Guide: How to Prepare a Speech
One of the most common fears for probably the majority of people around the world is the fear of public speeches; if you are not one of them, you are lucky. At least once in a lifetime, almost everyone experienced this paralyzing feeling, when you must say something, but cannot. Thoughts flounder, you start stuttering, become confused and even more nervous about it, and as a result your speech fails. If you are familiar with this feeling firsthand, the following guide is for you.
First of all, you need to keep the following information in mind:
- You must know what your audience is interested in. It would be strange to talk about politics during a yoga conference.
- For this, you must also get yourself with your audience - not personally (although you can) but in terms of their age, social group, gender, interests, and so on. This will help you not only choose the topic properly, but also hint you with which argumentation would be suitable for your speech; it is well-known that women tend to pay more attention to emotional arguments, whereas men are more interested in facts and logic. This does not mean that you cannot appeal to emotions when addressing to men, or present facts and logical constructions to women.
- You should be well-familiar with your topic. This does not mean that you should be 100% proficient in it, but you should at least possess knowledge sufficient enough to navigate in it freely: be aware of the major problems existing within its context, the most important discussions around the topic, the main arguments, and so on.

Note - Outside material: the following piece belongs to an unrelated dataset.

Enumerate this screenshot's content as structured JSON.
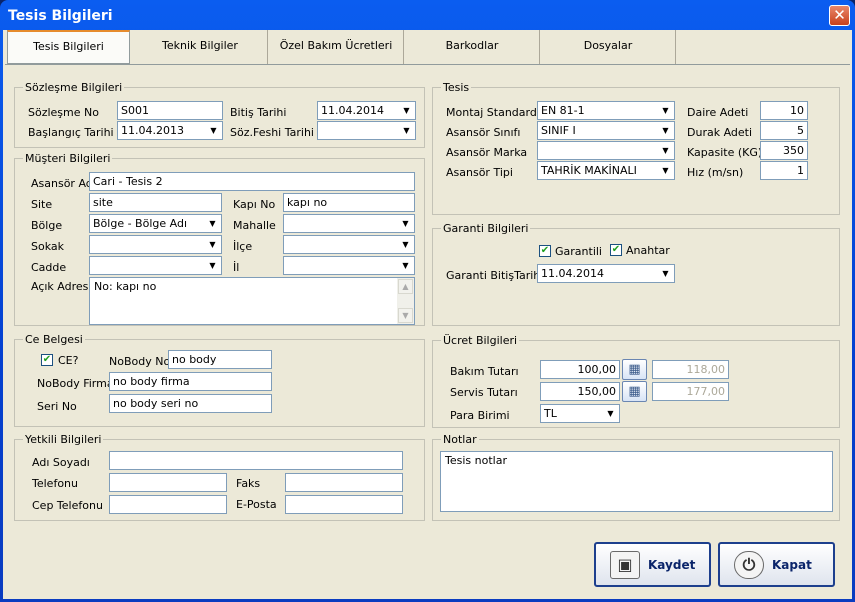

- You should use only credible and verified information.
- Do not be bored about your own speech.
So, now you are prepared for writing the actual speech:
- Gather more information about the event during which (or in relation to which) you are going to proclaim your speech and choose your topic accordingly. It must be interesting to your audience (and yourself), easy to find relevant information about, and “spicy” enough to cause discussions.
- Research your topic. Pay attention to whether your sources are credible. While researching, you may form your own understanding and/or opinion on the topic; make sure to support it with evidence such as factual information, statistics, and so on . Also, to be on the safe side and protect yourself from tricky unexpected questions, figure out the main arguments of your opponents.
- Make an outline of your future speech. Allocate arguments among paragraphs, chalk out the introduction, and especially the thesis statement. Remember that every argument you present should be allocated in a separate paragraph.
- Write the draft of your speech. In the introduction of your speech you should name yourself, provide some background information on the subject, and a joke (controversial statement, personal experience example) to draw your audience’s attention. In the main body paragraphs, list your arguments, supporting them with facts and other evidence you have found during the research. Finally, summarize the main points of your speech, and show how the topic discussed in your speech is relevant for the audience.
- Review your draft, edit it, if necessary, proofread it, and make a final draft based on it.